Afortunadamente, y particularmente gracias a los trabajos de la economista Mariana Mazzucato -que es poco probable que gane un nobel, pero que es probablemente una de las economistas más influyentes del siglo XXI- hemos reconstruido un relato que refleja más cabalmente el papel del Estado en la innovación. La innovación no es fruto de un equipo de locos encerrados en un garaje, sino que no se puede entender el proceso de innovación del siglo XX sin tener en cuenta el rol impulsor de el Estado, tanto en el ámbito de la defensa como en otros ámbitos. No se explica el nacimiento de Silicon Valley sin la capacidad de compra del departamento de Defensa de Estados Unidos, igual que no se explican muchas tecnologías -ella señala muy acertadamente las contenidas en los smartphones- sin tener en cuenta que fue el sector público el que las hizo viables generando demanda para las mismas: desde el GPS -que era una red militar- hasta el propio internet -inicialmente la red ARPANET, un encargo del departamento de defensa de Estados Unidos- o las pantallas táctiles. Ahora que celebramos el 50 aniversario de la llegada del hombre a la luna, es momento para reflexionar que dicha tarea difícilmente habría tenido lugar sin el concurso del mastodóntico programa Apollo, que consumió hasta el 4% del PIB norteamericano, y cuyo desarrollo tecnológico se difundió a lo largo de toda la economía norteamericana y occidental en los años y décadas siguientes.

La situación no atañe únicamente a Estados Unidos: en el último informe de la Fundación Telefónica sobre la Sociedad de la Información en España, se señala que España es un país con importantes infraestructuras para el desarrollo de innovaciones tecnológicas, pero que es necesaria una demanda que permita la puesta en marcha de las innovaciones posibles, apuntando particularmente a la capacidad de demanda del Sector Público.

La Unión Europea ha tomado buena nota de los trabajos de Mariana Mazzucato: para el próximo período, la profesora propone cinco “programas Apollo”, o programas dirigidos al cumplimiento de misiones, que podrían estructurar buena parte de la política de innovación de la Unión Europea durante el próximo decenio: el cambio climático, la lucha contra el cáncer, la protección de los océanos, la gestión de las ciudades y la recuperación de los suelos.
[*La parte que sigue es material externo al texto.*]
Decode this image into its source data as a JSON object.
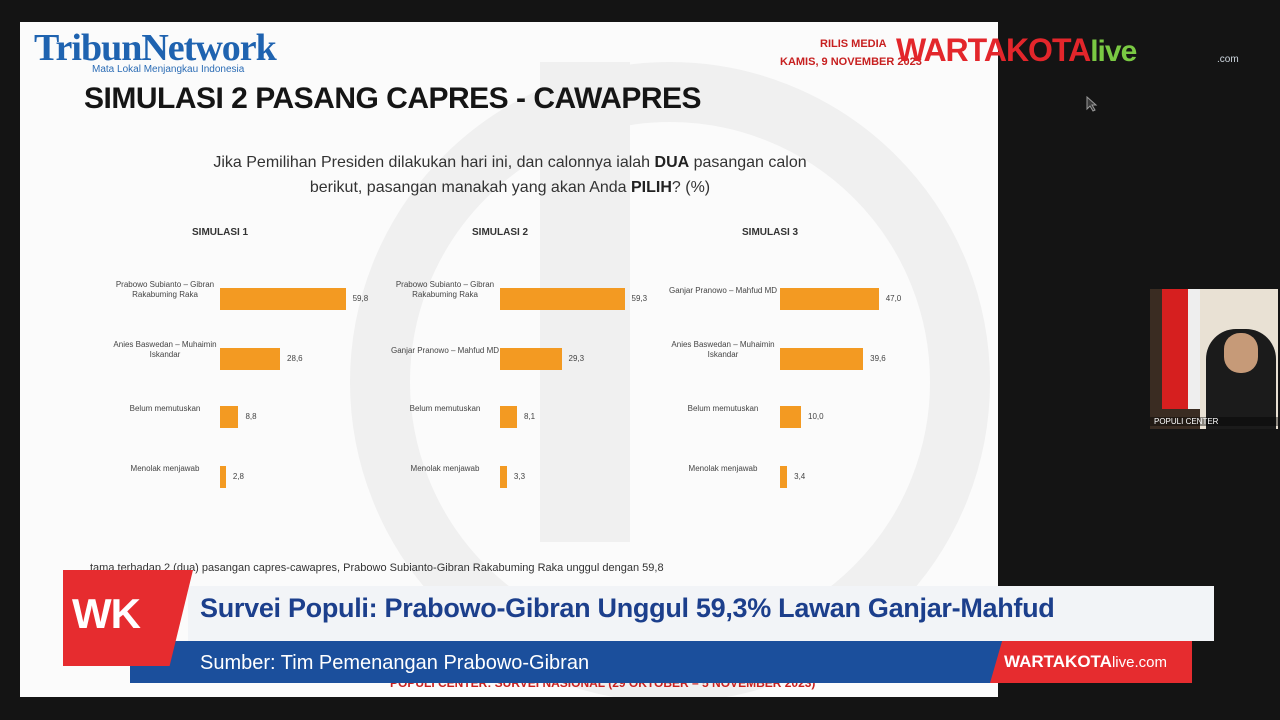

Cinco “misiones” hacia las que orientar el grueso de la política de innovación y los recursos, generando las alianzas y los impulsos necesarios, dentro del sector público y privado, para logar sus objetivos en el medio plazo.

La visión basada en “misiones” de la profesora Mazzucato se ha extendido como un reguero de pólvora y hoy conforma un nuevo paradigma no sólo en materia de política de innovación, sino también en la manera en la que los gobiernos se organizan y movilizan recursos para lograr objetivos colectivos. Los Objetivos de Desarrollo Sostenible de la Agenda 2030 son un espacio idóneo para el desarrollo de políticas basadas en misiones: tenemos los objetivos marcados, tenemos los recursos -públicos y privados- y tenemos los actores sociales, empresariales y académicos necesarios para estructurar verdaderas alianzas. El reto fundamental es saber construir la cultura de cooperación y colaboración necesaria para poder llevar a cabo este nuevo paradigma de intervención.

Nos encontramos en cualquier caso en un momento determinante para producir el cambio: si queremos un nuevo paradigma para la gobernanza de la economía, la sostenibilidad y la innovación, puede que la vía abierta por Mariana Mazzucato sea hoy la más prometedora.